1. — Sob esse título o Sr. H. Lugner publicou, no folhetim do Journal des Dèbats do dia 26 de novembro de 1858, uma espirituosa história fantástica, no gênero de Hoffmann,  †  e que, à primeira vista, parece ter alguma analogia com os nossos agêneres e com os fenômenos de tangibilidade que acabamos de falar. Sua extensão não nos permite reproduzi-la na íntegra. Limitar-nos-emos a fazer-lhe a análise, observando que o autor narra essa história como um fato de que tivesse sido testemunha pessoal, estando — dizia ele — vinculado por laços de amizade ao herói da aventura. Esse herói, chamado Hermann, morava numa pequena cidade do interior da Alemanha.

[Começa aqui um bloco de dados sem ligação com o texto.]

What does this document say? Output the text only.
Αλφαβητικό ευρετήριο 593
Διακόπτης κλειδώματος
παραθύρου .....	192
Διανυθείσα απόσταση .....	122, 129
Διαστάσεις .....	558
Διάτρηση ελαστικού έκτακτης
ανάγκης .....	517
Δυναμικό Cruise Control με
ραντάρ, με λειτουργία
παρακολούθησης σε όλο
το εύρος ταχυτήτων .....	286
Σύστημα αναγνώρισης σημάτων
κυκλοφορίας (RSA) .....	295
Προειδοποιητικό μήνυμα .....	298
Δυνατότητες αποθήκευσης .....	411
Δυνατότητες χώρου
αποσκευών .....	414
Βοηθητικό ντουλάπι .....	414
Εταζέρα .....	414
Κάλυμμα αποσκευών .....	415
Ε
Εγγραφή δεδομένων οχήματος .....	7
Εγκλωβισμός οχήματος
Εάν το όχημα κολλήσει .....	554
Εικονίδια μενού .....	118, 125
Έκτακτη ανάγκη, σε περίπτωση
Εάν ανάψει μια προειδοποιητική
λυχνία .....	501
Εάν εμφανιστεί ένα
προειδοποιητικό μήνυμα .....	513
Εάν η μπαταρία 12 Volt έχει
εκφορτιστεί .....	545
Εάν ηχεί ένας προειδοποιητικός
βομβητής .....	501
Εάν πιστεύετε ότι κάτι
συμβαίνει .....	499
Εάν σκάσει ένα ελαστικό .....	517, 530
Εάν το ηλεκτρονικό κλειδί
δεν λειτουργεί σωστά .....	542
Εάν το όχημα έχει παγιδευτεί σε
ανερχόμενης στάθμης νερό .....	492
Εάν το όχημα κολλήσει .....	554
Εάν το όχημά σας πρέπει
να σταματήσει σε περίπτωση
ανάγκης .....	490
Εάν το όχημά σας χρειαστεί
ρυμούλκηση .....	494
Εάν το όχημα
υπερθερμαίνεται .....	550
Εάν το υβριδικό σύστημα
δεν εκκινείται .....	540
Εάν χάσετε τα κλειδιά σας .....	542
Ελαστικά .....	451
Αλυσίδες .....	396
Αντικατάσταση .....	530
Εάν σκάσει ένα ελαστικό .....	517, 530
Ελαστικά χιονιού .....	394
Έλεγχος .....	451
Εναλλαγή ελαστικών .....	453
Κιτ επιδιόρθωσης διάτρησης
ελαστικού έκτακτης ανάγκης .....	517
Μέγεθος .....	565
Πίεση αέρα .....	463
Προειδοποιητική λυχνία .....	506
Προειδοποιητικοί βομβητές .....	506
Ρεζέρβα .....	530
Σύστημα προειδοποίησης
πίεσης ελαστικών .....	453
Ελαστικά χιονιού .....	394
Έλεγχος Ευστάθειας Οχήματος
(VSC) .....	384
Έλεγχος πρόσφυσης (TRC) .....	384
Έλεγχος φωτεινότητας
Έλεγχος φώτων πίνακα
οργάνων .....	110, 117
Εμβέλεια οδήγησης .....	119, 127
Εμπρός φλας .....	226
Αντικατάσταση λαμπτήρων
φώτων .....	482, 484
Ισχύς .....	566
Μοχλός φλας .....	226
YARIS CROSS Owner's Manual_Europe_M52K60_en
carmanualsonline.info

2. — “Era” — diz o narrador — “um belo rapaz de 25 anos, de porte avantajado, cheio de nobreza em todos os movimentos, gracioso e espirituoso no falar; muito instruído e sem o menor pedantismo, fino e sem malícia, muito cioso de sua dignidade e sem a menor arrogância. Em suma, era perfeito em tudo e mais perfeito ainda em três coisas: o amor pela filosofia, a vocação particular pela valsa e a doçura de caráter. Essa doçura não era fraqueza, nem temor dos outros, nem desconfiança exagerada de si mesmo: era uma inclinação natural, uma superabundância desse milk of human kindness [leite da bondade humana] que de ordinário não encontramos senão nas ficções dos poetas e da qual a Natureza havia aquinhoado Hermann com uma dose nunca vista. Ele continha e ao mesmo tempo sustentava os adversários com uma bondade onipotente e superior aos ultrajes; podiam feri-lo, mas não encolerizá-lo. Certo dia, tendo-lhe o barbeiro queimado a ponta da orelha ao anelar seus cabelos, Hermann apressou-se em desculpá-lo, tomando para si a culpa e garantindo que se havia mexido desajeitadamente. Entretanto, nada disso aconteceu, posso dizê-lo em consciência, porque me achava presente e vi claramente que tudo se deveu à inabilidade do barbeiro. Deu muitas outras provas de imperturbável bondade de alma. Ouvia a leitura de maus versos com um ar angélico e respondia aos mais tolos epigramas com elogios bem-postos, quando Espíritos malévolos teriam agido com maldade. Essa doçura extraordinária o tornara célebre; não havia mulher que não desse a vida para vigiar sem descanso o caráter de Hermann, procurando fazer com que perdesse a paciência pelo menos uma vez na vida.

“Acrescentai a todos esses méritos a vantagem de uma completa independência e uma fortuna suficiente para ser contado entre os mais ricos homens da cidade, e dificilmente podereis imaginar que faltasse alguma coisa à felicidade de Hermann. Entretanto, não era feliz e muitas vezes dava mostras de tristeza… Isso se devia a uma enfermidade singular, que o vinha afligindo a vida inteira e que há muito excitava a curiosidade de sua pequena cidade.

“Hermann não podia ficar acordado um instante sequer após o pôr-do-sol. Quando o dia se aproximava do fim ele era tomado de uma languidez invencível e, pouco a pouco, caía num torpor que nada podia evitar e do qual ninguém o tirava. Deitava-se com o sol e se levantava ao raiar do dia; seus hábitos matinais o teriam feito excelente caçador, se tivesse podido vencer o horror do sangue e suportar a ideia de dar uma morte cruel a inocentes criaturas.”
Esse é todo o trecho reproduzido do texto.